Ady joined the Service in1984, aged 21, after spending several years as a mechanical and electrical engineer. 

He spent three years as an on-call firefighter in Whittlesey before becoming a wholetime firefighter at Cambridge Fire Station, where he was based for two years. He then moved to Huntingdon for three years, followed by a move to Dogsthorpe Fire Station where he was made a temporary crew commander for two years before being promoted to a permanent crew commander in the Training Centre, and then onto a watch commander where he spent several years specialising in training new recruits in basic firefighting skills, road traffic collisions, breathing apparatus and first aid skills.

Ady said: “I loved training centre. I think it was the fact when firefighters are new, you are taking someone who knows nothing about firefighting and by the end of it you are seeing a person become a firefighter ready to tackle incidents."

After training centre Ady returned to Dogsthorpe for two years before going back to the Training Centre as a station commander for two years as a course director. 

Next he went to Cambridge for 18 months as a station commander; before moving to Ely Station for two years before becoming a Station Commander in the operations department for the Peterborough district, then working in an on-call support post for three years.

Ady finished his career at SHQ working in his current role in the Operational Support Group. Ady's role involved operational risk procedures and site specific risk inspections on more high-level risk sites such as prisons, hospitals, Cambridge colleges and other large businesses and factories. Other roles have included working as a fire investigation officer and as a fire protection officer helping keep businesses safe. He also worked as a flexi-duty commander for 14 years which involved him taking charge of larger incidents requiring further safety measures and support to the fire crews. Whilst working in the Service he also spent six years as a first responder for the NHS, attending medical emergencies in the community of Whittlesey and surrounding areas.

Ady said: "It was always my ambition to be a firefighter. It was the excitement mainly, but also being able to help people in many ways and to have specialist skills and knowledge to do so," he said. "I joined this job to make a difference to people and that is what I hope I have achieved in the last 30 years working for CFRS."

Outside of work Ady has always been a really keen martial arts enthusiast and was involved in Judo for 35 years, representing the National GB squad in his younger days under the British Judo Council.
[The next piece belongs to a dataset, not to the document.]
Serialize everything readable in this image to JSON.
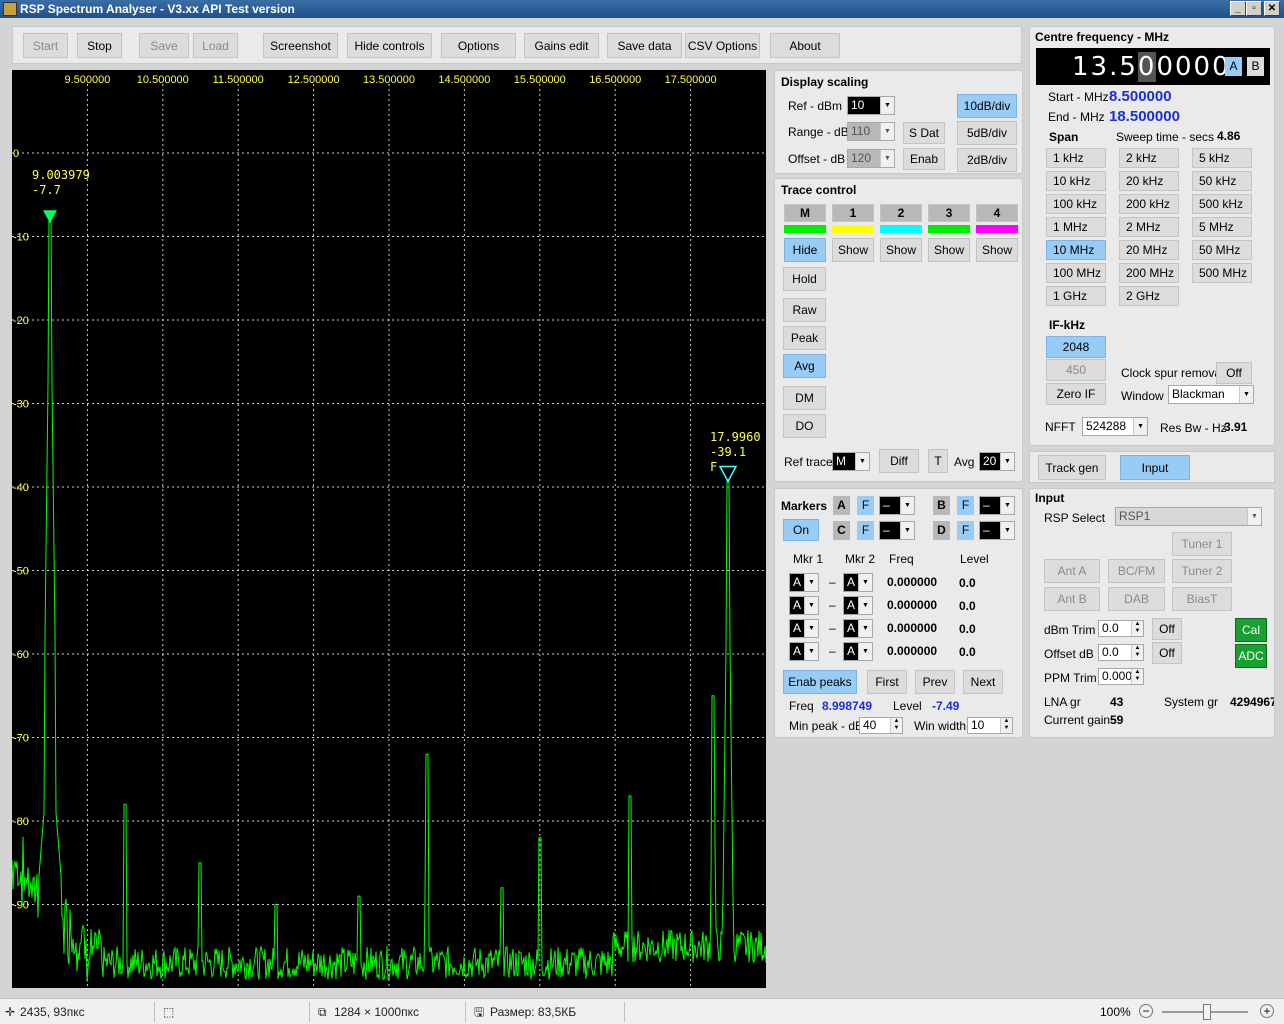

Whilst at CFRS he was the secretary of the Sports and Welfare association and organised a group of firefighters to represent the Service at the World Firefighter Games in Sheffield in 2004 and 2008 in Liverpool, with the team returning with an impressive collection of medals, including a bronze in Judo for Ady.

Ady lives in Eastrea, near Whittlesey, and is married to wife Claire. They have two grown up sons, Ritchie and Brady.

After he retires this week he plans to spend more time clay pigeon shooting, cycling, and running his health and safety business which he has owned for the past 10 years. He is also keen to have his weekends back to spend more time with his wife and not have to attend fire-related incidents across the county, being called out at all hours night and day.

Area Commander Maurice Moore said: “I am not sure if Ady followed me around or if I followed him around but we have seen a lot of each other over 30 years in various guises. To know someone at the start of their career and still be doing work together at the end of it is quite unusual.

“Ady was, and remains, very practical.  He is a very capable individual. He is calm, considered and able to deal with all kinds of situations without a big fuss. He has worked in a number of different environments and he should be proud of his achievements and the positive impact he has had on the people he has worked with and I wish him all the best for his retirement.”